Ms. 22J went on the staying-in-Washington transport buggy, and so did I. My bags of course went off to the mid-field customs hall to await me and my connection to O'Hare.
At the main terminal baggage carousel, Ms. 22J's bags arrived swiftly. Mine of course did not. She waited long enough for me to mumble that mine must be lost and I would have to report that to the United desk. And then - then! - she offered her telephone number and said she'd enjoy talking again.
She departed. I sheepishly went to the United desk and confessed I was in the wrong hall. (And two-plus hours later was reunited with my checked bag.)
At our wedding, I held up the UA boarding pass with the handwritten '22H' and told our friends and families how grateful I was to United.
We celebrate the seventh anniversary of our on-board meeting on November 21st and our fifth wedding anniversary in April.
Programs: UA LT GS 4.07MM (4.02MM BIS), AA EXP 1.5MM (BIS) , HH Diamond, SPG Platinum
Originally Posted by MPsince1984
Despite the last response post (sounds a bit like the sour gate agent I ran into at ORD) that's exactly the kind of post that makes FT interesting enough for me to invest my time and energy into this web site, regardless of which wrong category it might be posted in.
Serious congratulations to you two!
Apologies to the rest of you for my own inappropriate contributions of the same nature.
Agree!! Congrats to both of you.
Last edited by l'etoile; Nov 8, 11 at 12:20 am.
Reason: removed comments no longer relevant since now a thread of its own
I boarded relatively early for the 8am SFO - EWR, and then saw this gorgeous woman walking down the aisle towards my row and the empty seat next to me. But no such luck, she sat in the aisle seat directly in front of me, not the middle next to me.
I started working on my notebook PC and asked her politely not to recline her seat without warning me, so I could move my PC. Also was able to return her pen a couple of times, as she kept dropping it under her seat.
When the movie ended, we both had to stand up to let those inside of us get out and back to the bathroom (single aisle 757).
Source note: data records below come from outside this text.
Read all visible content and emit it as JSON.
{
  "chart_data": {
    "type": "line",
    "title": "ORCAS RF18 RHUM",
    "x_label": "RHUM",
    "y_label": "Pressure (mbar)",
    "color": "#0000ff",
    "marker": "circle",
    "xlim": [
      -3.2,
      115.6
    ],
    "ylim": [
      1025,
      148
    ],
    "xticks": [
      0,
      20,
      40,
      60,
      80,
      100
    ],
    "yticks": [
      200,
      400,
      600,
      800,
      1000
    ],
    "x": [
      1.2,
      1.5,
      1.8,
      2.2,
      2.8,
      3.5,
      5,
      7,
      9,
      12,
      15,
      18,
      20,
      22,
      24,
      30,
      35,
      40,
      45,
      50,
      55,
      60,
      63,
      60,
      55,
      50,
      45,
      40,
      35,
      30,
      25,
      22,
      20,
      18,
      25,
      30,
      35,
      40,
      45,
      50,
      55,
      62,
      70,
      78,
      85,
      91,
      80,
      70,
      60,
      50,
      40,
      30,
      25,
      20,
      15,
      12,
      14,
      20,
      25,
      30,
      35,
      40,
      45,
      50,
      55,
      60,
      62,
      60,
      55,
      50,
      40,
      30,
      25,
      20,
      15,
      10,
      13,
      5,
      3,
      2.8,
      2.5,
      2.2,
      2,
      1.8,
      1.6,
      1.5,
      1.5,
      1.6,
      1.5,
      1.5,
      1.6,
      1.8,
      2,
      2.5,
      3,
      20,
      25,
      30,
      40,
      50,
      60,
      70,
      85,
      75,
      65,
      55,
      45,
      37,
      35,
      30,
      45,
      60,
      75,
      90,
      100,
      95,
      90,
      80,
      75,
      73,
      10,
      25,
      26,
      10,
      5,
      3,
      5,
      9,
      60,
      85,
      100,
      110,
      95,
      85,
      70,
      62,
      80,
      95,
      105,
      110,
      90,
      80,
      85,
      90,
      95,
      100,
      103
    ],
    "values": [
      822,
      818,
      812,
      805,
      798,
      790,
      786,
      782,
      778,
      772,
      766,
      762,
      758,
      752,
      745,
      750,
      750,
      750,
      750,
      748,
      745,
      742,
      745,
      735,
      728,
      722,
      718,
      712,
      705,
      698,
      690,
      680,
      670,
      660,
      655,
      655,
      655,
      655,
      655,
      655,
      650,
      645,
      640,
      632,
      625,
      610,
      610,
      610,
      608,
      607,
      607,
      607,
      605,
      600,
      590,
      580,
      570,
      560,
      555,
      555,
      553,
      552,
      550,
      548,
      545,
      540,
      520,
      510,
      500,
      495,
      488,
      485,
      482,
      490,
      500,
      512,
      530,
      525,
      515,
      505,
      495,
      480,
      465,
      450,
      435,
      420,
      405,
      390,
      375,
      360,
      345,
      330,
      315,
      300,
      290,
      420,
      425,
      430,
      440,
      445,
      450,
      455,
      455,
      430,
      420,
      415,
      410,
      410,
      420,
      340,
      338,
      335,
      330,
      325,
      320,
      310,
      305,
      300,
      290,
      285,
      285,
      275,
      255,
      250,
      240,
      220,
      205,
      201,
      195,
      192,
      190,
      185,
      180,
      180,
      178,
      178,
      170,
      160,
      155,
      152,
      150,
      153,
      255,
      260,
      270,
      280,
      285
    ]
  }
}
I started talking to her, and managed to acquire her name and business card before the other folks came back and we sat down again.
That night, the colleague I was traveling with had to listen to me rave about the incredible woman I met on the plane for about 2 hours as we ate dinner.
We went out for the first time about a week later after we were both back in San Francisco, and got married 18 months later. That was 12 years ago, and we are taking our next United flight with our kids next week (but to Lihue instead of Newark, a definite upgrade).
To this day, my colleague from that business trip refers to my wife as "plane girl".
Location: What I write is my opinion alone..don't read into it anything not written.
Co-worker/friend (UA CSR) flying NRSA was asked on a relativly empty flight which of the remaining seats he would like. He pointed to a girl in the gate room (she turned out to be a UA flight attendant not in uniform also flying NRSA) and said "I wanna sit next to HER!!"
They were married about a year later...and 3 years after that, had one of the nastiest divorces I have seen. One of the few good things about it is I became friends with her thru him, and she still remains a friend of mine (and he does as well) so I was the collateral beneficiary of their "unhapily ever after" by becoing close with both of them. Separatly, they are great people, but together, they have very conflicting values.
Glad that some of you have found lasting love on our planes and hope none of you wind up like my friends.